Brother Davis was born in Clarksburg, West Virginia, in 1873, and enrolled at Washington and Lee in 1889. He was initiated into Virginia Beta in 1889. Brother Davis graduated from both the college and the law school at Washington and Lee. He also taught at the law school for a year before returning to private practice at his hometown. Brother Davis was elected to Congress, but he left after one term to become the Solicitor General of the United States. After five years as the Solicitor General, Brother Davis was appointed by Woodrow Wilson (Virginia Alpha 1879) to be Ambassador to the Court of St. James (Ambassador to the United Kingdom). Undoubtedly impressed by Brother Davis’s rigorous adherence to the First By-Law, King George V described him as “the most perfect gentleman I have ever met”.

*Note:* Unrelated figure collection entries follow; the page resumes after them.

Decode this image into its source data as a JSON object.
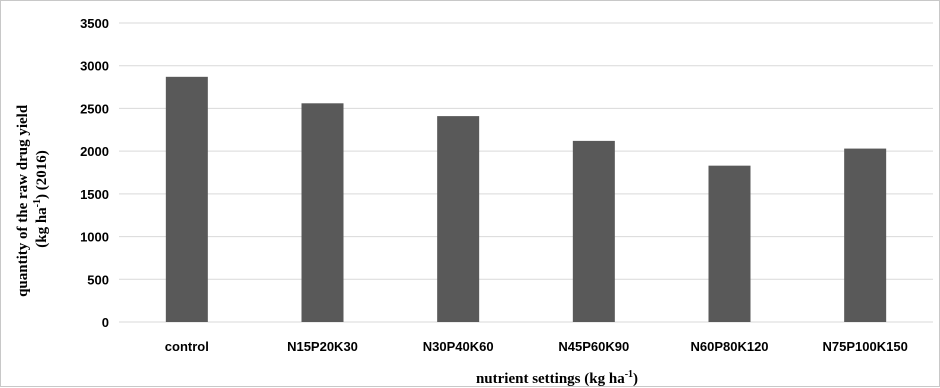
{
  "chart_data": {
    "type": "bar",
    "categories": [
      "control",
      "N15P20K30",
      "N30P40K60",
      "N45P60K90",
      "N60P80K120",
      "N75P100K150"
    ],
    "values": [
      2870,
      2560,
      2410,
      2120,
      1830,
      2030
    ],
    "ylim": [
      0,
      3500
    ],
    "yticks": [
      0,
      500,
      1000,
      1500,
      2000,
      2500,
      3000,
      3500
    ],
    "grid": true,
    "legend": "none",
    "bar_color": "#595959",
    "grid_color": "#d9d9d9",
    "xlabel": {
      "main": "nutrient settings (kg ha",
      "sup": "-1",
      "end": ")"
    },
    "ylabel": {
      "line1": "quantity of the raw drug yield",
      "line2_main": "(kg ha",
      "line2_sup": "-1",
      "line2_end": ") (2016)"
    }
  }
}
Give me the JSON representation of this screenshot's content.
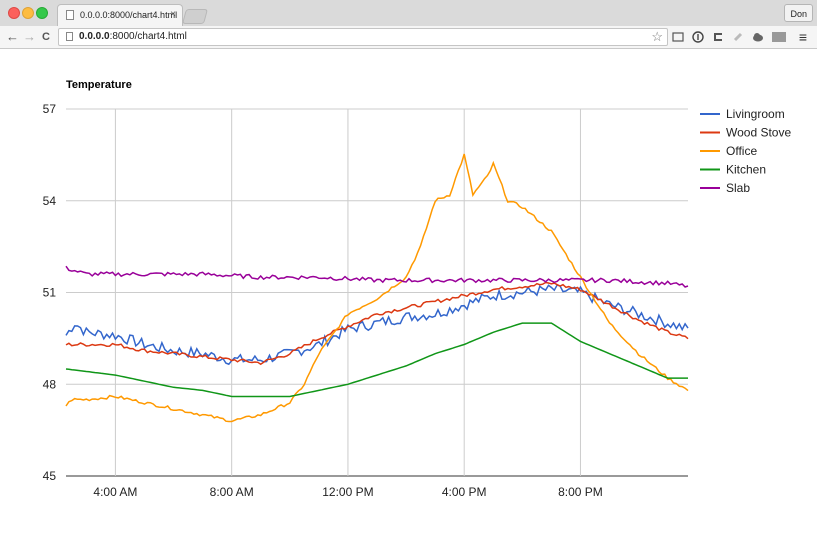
{
  "browser": {
    "tab_title": "0.0.0.0:8000/chart4.html",
    "tab_close": "×",
    "profile_name": "Don",
    "url_host": "0.0.0.0",
    "url_rest": ":8000/chart4.html",
    "back_glyph": "←",
    "forward_glyph": "→",
    "reload_glyph": "C",
    "star_glyph": "☆",
    "menu_glyph": "≡",
    "icons": [
      "page-icon",
      "star-icon",
      "cast-icon",
      "info-icon",
      "reader-icon",
      "extension-icon",
      "cloud-icon",
      "flux-icon",
      "menu-icon"
    ]
  },
  "chart_data": {
    "type": "line",
    "title": "Temperature",
    "xlabel": "",
    "ylabel": "",
    "ylim": [
      45,
      57
    ],
    "yticks": [
      45,
      48,
      51,
      54,
      57
    ],
    "xlim_hours": [
      2.3,
      23.7
    ],
    "xticks": [
      {
        "hour": 4,
        "label": "4:00 AM"
      },
      {
        "hour": 8,
        "label": "8:00 AM"
      },
      {
        "hour": 12,
        "label": "12:00 PM"
      },
      {
        "hour": 16,
        "label": "4:00 PM"
      },
      {
        "hour": 20,
        "label": "8:00 PM"
      }
    ],
    "grid": true,
    "legend_position": "right",
    "series": [
      {
        "name": "Livingroom",
        "color": "#3366cc",
        "noise": 0.18,
        "points": [
          [
            2.3,
            49.6
          ],
          [
            2.6,
            50.0
          ],
          [
            3.0,
            49.7
          ],
          [
            4.0,
            49.6
          ],
          [
            5.0,
            49.3
          ],
          [
            6.0,
            49.1
          ],
          [
            7.0,
            49.0
          ],
          [
            8.0,
            48.8
          ],
          [
            9.0,
            48.8
          ],
          [
            10.0,
            49.0
          ],
          [
            11.0,
            49.3
          ],
          [
            12.0,
            49.8
          ],
          [
            13.0,
            50.0
          ],
          [
            14.0,
            50.2
          ],
          [
            15.0,
            50.3
          ],
          [
            16.0,
            50.6
          ],
          [
            17.0,
            50.9
          ],
          [
            18.0,
            51.0
          ],
          [
            19.0,
            51.1
          ],
          [
            20.0,
            51.0
          ],
          [
            21.0,
            50.6
          ],
          [
            22.0,
            50.3
          ],
          [
            23.0,
            50.0
          ],
          [
            23.7,
            49.8
          ]
        ]
      },
      {
        "name": "Wood Stove",
        "color": "#dc3912",
        "noise": 0.06,
        "points": [
          [
            2.3,
            49.3
          ],
          [
            4.0,
            49.3
          ],
          [
            5.0,
            49.1
          ],
          [
            6.0,
            49.0
          ],
          [
            7.0,
            48.9
          ],
          [
            8.0,
            48.8
          ],
          [
            9.0,
            48.7
          ],
          [
            10.0,
            49.0
          ],
          [
            11.0,
            49.5
          ],
          [
            12.0,
            49.9
          ],
          [
            13.0,
            50.3
          ],
          [
            14.0,
            50.5
          ],
          [
            15.0,
            50.7
          ],
          [
            16.0,
            50.9
          ],
          [
            17.0,
            51.1
          ],
          [
            18.0,
            51.2
          ],
          [
            19.0,
            51.3
          ],
          [
            20.0,
            51.1
          ],
          [
            21.0,
            50.6
          ],
          [
            22.0,
            50.1
          ],
          [
            23.0,
            49.7
          ],
          [
            23.7,
            49.5
          ]
        ]
      },
      {
        "name": "Office",
        "color": "#ff9900",
        "noise": 0.05,
        "points": [
          [
            2.3,
            47.3
          ],
          [
            2.5,
            47.5
          ],
          [
            3.0,
            47.5
          ],
          [
            4.0,
            47.6
          ],
          [
            5.0,
            47.4
          ],
          [
            6.0,
            47.2
          ],
          [
            7.0,
            47.0
          ],
          [
            8.0,
            46.8
          ],
          [
            9.0,
            47.0
          ],
          [
            10.0,
            47.4
          ],
          [
            10.5,
            48.0
          ],
          [
            11.0,
            49.0
          ],
          [
            12.0,
            50.3
          ],
          [
            13.0,
            50.8
          ],
          [
            14.0,
            51.5
          ],
          [
            14.5,
            52.5
          ],
          [
            15.0,
            54.0
          ],
          [
            15.5,
            54.2
          ],
          [
            16.0,
            55.5
          ],
          [
            16.3,
            54.2
          ],
          [
            16.8,
            54.8
          ],
          [
            17.0,
            55.2
          ],
          [
            17.5,
            54.0
          ],
          [
            18.0,
            53.8
          ],
          [
            19.0,
            53.0
          ],
          [
            20.0,
            51.5
          ],
          [
            21.0,
            50.0
          ],
          [
            22.0,
            49.0
          ],
          [
            23.0,
            48.2
          ],
          [
            23.7,
            47.8
          ]
        ]
      },
      {
        "name": "Kitchen",
        "color": "#109618",
        "noise": 0.0,
        "points": [
          [
            2.3,
            48.5
          ],
          [
            4.0,
            48.3
          ],
          [
            5.0,
            48.1
          ],
          [
            6.0,
            47.9
          ],
          [
            7.0,
            47.8
          ],
          [
            8.0,
            47.6
          ],
          [
            9.0,
            47.6
          ],
          [
            10.0,
            47.6
          ],
          [
            11.0,
            47.8
          ],
          [
            12.0,
            48.0
          ],
          [
            13.0,
            48.3
          ],
          [
            14.0,
            48.6
          ],
          [
            15.0,
            49.0
          ],
          [
            16.0,
            49.3
          ],
          [
            17.0,
            49.7
          ],
          [
            18.0,
            50.0
          ],
          [
            19.0,
            50.0
          ],
          [
            20.0,
            49.4
          ],
          [
            21.0,
            49.0
          ],
          [
            22.0,
            48.6
          ],
          [
            23.0,
            48.2
          ],
          [
            23.7,
            48.2
          ]
        ]
      },
      {
        "name": "Slab",
        "color": "#990099",
        "noise": 0.07,
        "points": [
          [
            2.3,
            51.8
          ],
          [
            3.0,
            51.6
          ],
          [
            5.0,
            51.6
          ],
          [
            7.0,
            51.6
          ],
          [
            9.0,
            51.5
          ],
          [
            11.0,
            51.5
          ],
          [
            13.0,
            51.4
          ],
          [
            15.0,
            51.4
          ],
          [
            17.0,
            51.4
          ],
          [
            19.0,
            51.4
          ],
          [
            21.0,
            51.4
          ],
          [
            23.0,
            51.3
          ],
          [
            23.7,
            51.2
          ]
        ]
      }
    ]
  }
}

After serving eight years as Ambassador to the United Kingdom, Davis became the name partner in a prominent “white shoe” Wall Street law firm now know as Davis Polk & Wardwell. Brother Davis was a dark-horse candidate for the Democratic Party’s presidential nomination in 1920, and in 1924 was selected as the party’s presidential nominee on the 103rd ballot of the convention. He was defeated by Calvin Coolidge in the 1924 election, and returned to the practice of law in New York. He is known by most law students for his rules on appellate advocacy, which coined the term “go for the jugular”, and he was generally regarded in the profession as the greatest appellate advocate of the 20th century. Brother Davis also served as the President of the Council on Foreign Relations and of the American Bar Association.

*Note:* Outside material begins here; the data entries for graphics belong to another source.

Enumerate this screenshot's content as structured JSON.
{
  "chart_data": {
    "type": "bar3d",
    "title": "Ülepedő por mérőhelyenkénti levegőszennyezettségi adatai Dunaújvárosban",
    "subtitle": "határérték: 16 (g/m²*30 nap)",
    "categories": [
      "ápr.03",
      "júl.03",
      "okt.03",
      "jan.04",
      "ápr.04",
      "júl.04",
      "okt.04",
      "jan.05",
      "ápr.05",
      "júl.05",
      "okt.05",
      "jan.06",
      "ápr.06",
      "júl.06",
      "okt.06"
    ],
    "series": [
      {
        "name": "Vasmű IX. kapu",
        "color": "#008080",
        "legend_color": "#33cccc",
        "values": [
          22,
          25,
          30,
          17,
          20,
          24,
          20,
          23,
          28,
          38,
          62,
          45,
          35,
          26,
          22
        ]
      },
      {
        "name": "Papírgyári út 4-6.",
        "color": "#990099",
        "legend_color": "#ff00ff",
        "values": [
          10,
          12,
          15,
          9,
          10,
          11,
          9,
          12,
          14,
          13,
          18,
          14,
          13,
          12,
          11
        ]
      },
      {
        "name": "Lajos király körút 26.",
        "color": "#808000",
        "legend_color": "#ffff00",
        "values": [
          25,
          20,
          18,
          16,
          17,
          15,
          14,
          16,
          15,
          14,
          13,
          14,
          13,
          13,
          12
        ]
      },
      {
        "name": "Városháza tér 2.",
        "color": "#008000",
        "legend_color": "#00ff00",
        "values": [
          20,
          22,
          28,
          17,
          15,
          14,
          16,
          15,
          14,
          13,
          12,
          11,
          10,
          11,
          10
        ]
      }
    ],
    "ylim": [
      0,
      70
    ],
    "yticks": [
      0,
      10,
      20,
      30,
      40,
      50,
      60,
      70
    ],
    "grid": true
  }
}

Brother Davis was an active member of Virginia Beta while an undergraduate, serving as BG, and he remained an active Phi Psi after his graduation. He was one of the original investors in the Washington and Lee Association of Phi Kappa Psi, and was one of the speakers at the 1908 GAC. Unlike more recent members of his party who lost presidential elections, Brother Davis did not seem to wallow in sadness over the loss; instead he quickly moved on to make a name as a leader in his profession and an outstanding public servant. His appointment in 1938 to the first Board of Directors of the current House Corporation probably helped to assuage the hunger for power that presidential candidates are known to have.

For more information on Brother Davis, please click here to review his Wikipedia entry.

Homer A. Holt (1916 – Badge No. 0264)

Brother Holt was born in 1898, in Lewisburg, West Virginia. He attended Greenbrier Military Academy and enrolled at Washington and Lee in 1915. He was initiated into Phi Kappa Psi in 1916, and received his B.A. degree with Phi Beta Kappa honors in 1918. After service in the U.S. Army, Brother Holt returned to attend law school at Washington and Lee where he served as the president of the student body. Upon graduation from the law school he served as a professor for two years before returning to West Virginia to practice law. He became involved in politics and was elected as Attorney General of West Virginia in 1932. Following his term as Attorney General, Brother Holt was elected as Governor of West Virginia in 1937. After one term as Governor, he returned to private practice and later became the general counsel of Union Carbide in New York.

As a student at Washington and Lee, Brother Holt was an active member of Virginia Beta. He served as AG of the Chapter, and remained supportive after his graduation. He was supportive of West Virginia Alpha, while practicing law and serving in government in West Virginia. While serving as the Governor of West Virginia, Brother Holt was elected to the first Board of Directors of the current House Corporation, which represented an honor and responsibility that may have affected his later political ambitions.